27 May Critical Infrastructure Compliance Deadlines

Author: Helaine Leggat

In previous articles we looked at similarities in the increasing protection afforded to critical infrastructure in Europe and Australia and also at changes in the Australian agencies and authorities responsible for the Security of Critical Infrastructure Act 2018 (SOCI).

In this article we consider the imminent compliance deadlines and critical dates under SOCI, namely August 2023, August 2024, and 30 June 2024 and 28 September 2024.

Compliance Requirements

Under SOCI there are various positive security obligations that apply to certain classes of critical infrastructure assets:

1. Mandatory cyber incident reporting whereby cybersecurity incidents are to be reported to the Australian Cyber Security Centre (ACSC) within 12 hours of an organisation becoming aware of a ‘significant impact’ event, or within 72 hours with regards to a ‘relevant impact’ event;
2. The provision of ownership and operational information into the registry of critical infrastructure assets containing operational information and responsibilities as well as direct interest holdings; and
3. An obligation to have and comply with a critical infrastructure risk management program.

Critical Infrastructure Risk Management Program

The risk management programme obligations were enacted on 17 February 2023 when the Minister of Home Affairs, the Hon. Clare O’Neil MP signed the Security of Critical Infrastructure (Critical Infrastructure Risk Management Program) Rules (LIN 23/006) 2023 (CIRMP Rules). The CIRMP Rules specify cyber security frameworks and relevant requirements.

17 February 2023 marks the beginning of the grace period for CI assets that are currently operational. Further details on the period to comply include:

• A 6-month transition period for responsible entities to adopt a written CIRMP (August 2023);
• An additional 12-month period to assist responsible organisations in achieving compliance with the cyber security framework identified in their written CIRMP (August 2024); and
• If a responsible organisation’s asset becomes a CI asset after the Rules commence, the responsible entity must meet CIRMP requirements within 6 months of the day the asset became a CI asset.

Cyber Security Framework 

A responsible entity must submit an annual report that has been approved by their board (or other governing body) to the relevant regulator.
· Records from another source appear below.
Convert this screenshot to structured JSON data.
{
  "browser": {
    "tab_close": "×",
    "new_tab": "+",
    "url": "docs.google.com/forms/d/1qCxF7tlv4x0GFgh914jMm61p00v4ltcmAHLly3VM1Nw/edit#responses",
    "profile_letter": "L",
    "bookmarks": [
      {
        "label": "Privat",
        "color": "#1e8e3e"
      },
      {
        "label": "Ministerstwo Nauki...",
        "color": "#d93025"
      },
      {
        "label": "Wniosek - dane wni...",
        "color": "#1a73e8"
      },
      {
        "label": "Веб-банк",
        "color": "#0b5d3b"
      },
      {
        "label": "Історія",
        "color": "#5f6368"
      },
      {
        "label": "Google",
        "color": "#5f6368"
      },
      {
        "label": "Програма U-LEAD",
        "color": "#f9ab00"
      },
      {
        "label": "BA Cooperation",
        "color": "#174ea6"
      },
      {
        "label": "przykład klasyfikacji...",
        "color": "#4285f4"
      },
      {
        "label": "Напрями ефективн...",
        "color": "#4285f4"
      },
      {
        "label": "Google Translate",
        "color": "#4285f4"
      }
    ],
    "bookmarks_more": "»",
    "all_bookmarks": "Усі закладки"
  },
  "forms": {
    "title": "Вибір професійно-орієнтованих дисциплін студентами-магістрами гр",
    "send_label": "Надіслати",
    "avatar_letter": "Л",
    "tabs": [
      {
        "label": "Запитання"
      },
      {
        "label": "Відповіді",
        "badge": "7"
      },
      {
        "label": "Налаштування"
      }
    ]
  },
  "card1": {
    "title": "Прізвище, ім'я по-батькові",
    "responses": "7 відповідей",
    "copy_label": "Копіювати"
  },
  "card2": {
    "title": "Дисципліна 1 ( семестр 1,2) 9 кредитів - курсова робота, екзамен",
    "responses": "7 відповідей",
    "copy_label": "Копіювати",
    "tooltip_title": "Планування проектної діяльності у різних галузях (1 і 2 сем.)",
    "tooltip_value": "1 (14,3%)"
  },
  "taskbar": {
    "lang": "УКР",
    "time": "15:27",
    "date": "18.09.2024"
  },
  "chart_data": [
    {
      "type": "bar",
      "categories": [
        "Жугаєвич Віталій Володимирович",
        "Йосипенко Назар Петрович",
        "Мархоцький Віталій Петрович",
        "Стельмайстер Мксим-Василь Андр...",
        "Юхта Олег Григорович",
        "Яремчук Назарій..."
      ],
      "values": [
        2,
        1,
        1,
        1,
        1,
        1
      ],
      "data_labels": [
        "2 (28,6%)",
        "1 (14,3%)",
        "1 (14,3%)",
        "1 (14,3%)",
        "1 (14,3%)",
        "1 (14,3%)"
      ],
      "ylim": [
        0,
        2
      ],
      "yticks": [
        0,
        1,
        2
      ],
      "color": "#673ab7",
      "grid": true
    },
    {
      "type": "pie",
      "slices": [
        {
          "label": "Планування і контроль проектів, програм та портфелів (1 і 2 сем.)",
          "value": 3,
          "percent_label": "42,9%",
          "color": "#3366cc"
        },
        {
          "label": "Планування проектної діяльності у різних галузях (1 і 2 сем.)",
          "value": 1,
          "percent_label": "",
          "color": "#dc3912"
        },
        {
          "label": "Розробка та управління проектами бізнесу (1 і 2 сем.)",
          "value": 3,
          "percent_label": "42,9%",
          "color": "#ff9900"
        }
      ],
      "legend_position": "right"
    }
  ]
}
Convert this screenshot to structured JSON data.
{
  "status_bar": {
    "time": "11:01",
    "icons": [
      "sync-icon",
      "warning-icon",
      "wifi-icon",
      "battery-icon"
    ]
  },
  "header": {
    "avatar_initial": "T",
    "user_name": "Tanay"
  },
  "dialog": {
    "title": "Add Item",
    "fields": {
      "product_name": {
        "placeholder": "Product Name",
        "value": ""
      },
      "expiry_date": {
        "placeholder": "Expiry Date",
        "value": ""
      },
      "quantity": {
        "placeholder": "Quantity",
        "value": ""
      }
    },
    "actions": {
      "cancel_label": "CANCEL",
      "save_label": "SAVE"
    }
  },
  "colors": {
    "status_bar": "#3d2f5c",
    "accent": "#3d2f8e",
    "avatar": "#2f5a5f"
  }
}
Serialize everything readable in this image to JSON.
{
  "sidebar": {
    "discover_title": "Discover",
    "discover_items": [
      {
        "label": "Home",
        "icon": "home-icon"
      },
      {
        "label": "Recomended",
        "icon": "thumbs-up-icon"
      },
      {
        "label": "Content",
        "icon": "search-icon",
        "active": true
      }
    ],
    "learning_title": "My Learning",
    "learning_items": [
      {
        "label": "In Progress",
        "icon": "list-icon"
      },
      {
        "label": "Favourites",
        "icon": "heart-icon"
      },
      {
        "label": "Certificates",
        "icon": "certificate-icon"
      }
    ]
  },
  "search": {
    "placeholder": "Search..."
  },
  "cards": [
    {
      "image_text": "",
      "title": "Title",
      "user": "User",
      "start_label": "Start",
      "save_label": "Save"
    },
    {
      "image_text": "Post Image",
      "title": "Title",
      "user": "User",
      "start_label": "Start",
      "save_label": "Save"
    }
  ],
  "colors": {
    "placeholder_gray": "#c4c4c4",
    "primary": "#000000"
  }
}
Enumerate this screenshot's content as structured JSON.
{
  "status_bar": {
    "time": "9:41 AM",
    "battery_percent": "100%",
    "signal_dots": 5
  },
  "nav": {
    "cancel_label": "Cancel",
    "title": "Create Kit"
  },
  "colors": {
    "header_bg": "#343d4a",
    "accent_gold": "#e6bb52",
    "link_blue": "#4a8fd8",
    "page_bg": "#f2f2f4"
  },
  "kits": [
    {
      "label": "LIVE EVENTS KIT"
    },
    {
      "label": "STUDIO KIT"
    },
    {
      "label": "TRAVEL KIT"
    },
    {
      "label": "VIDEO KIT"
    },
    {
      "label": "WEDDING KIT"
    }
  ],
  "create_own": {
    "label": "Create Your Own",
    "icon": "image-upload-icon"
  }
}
The annual report will provide assurance that a CIRMP is in place and that the entity is taking steps to manage material risks posed by the hazard to the CI asset.

Entities must provide an annual report within 90 days of the end of the Australian financial year. If an entity is a responsible entity for a CI asset for all or part of the Australian financial year, they will be required to submit an annual report.

The first annual report is for the 2023-2024 Australian financial year. As the report must be submitted within 90 days after the end of each financial year the entity had a CIRMP in place, the first annual report must be submitted between 30 June 2024 and 28 September 2024.[1]

Annual Report

The SOCI Act requires the annual report to be in an approved form and to include the following:

• A declaration that the CIRMP is up to date at the end of the Australian financial year;
• Whether a hazard occurred that had a significant relevant impact on an asset during the year;
• Whether any variations to the CIRMP were made during the year;
• Whether the program was effective in mitigating any significant relevant impact that a hazard may have had on an asset during the year; and
• An attestation that the information contained within the annual report was approved by the board or governing body of the entity.

Penalties

SOCI sets a baseline of minimum cyber security requirements and a clear strategy is required on how to adhere to the compliance requirements as significant penalties apply for failing to do so. These include:

• Maximum penalties of $11,000 for individuals and $55,000 for organisations for not reporting a cyber security incident to the Australian Signal Directorate in the set timeframes;
• Maximum penalties of $11,000 for individuals and $55,000 for not complying with an order to report critical infrastructure asset information or entity information; and
• Fines of $44,000 for individuals and $220,000 for organisations for not adopting and maintaining a risk management program.

Here to help

Compliance with SOCI requires a detailed knowledge of law, cybersecurity and corporate governance in relation not only theoretical aspects of compliance, but also to the implementation of policy and controls within an organisation as they apply to people, process and technology (significantly wrt IT/OT). If you need assistance, we have multi-disciplinary expertise and experience – we are here to help.

In next month’s article we will examine how Information Sharing and Analysis Centres play a part in securing critical infrastructure.

[1] While not required, the Cyber and Infrastructure Security Centre (CISC) strongly encourages entities to voluntarily submit an annual report for the 2022-2023 Australian financial year, to provide a ‘pulse-check’ on how you are implementing the CIRMP. The CISC does not expect this voluntary report to be overly complex or detailed – rather, it provides an opportunity to reflect on progress in enhancing risk management procedures.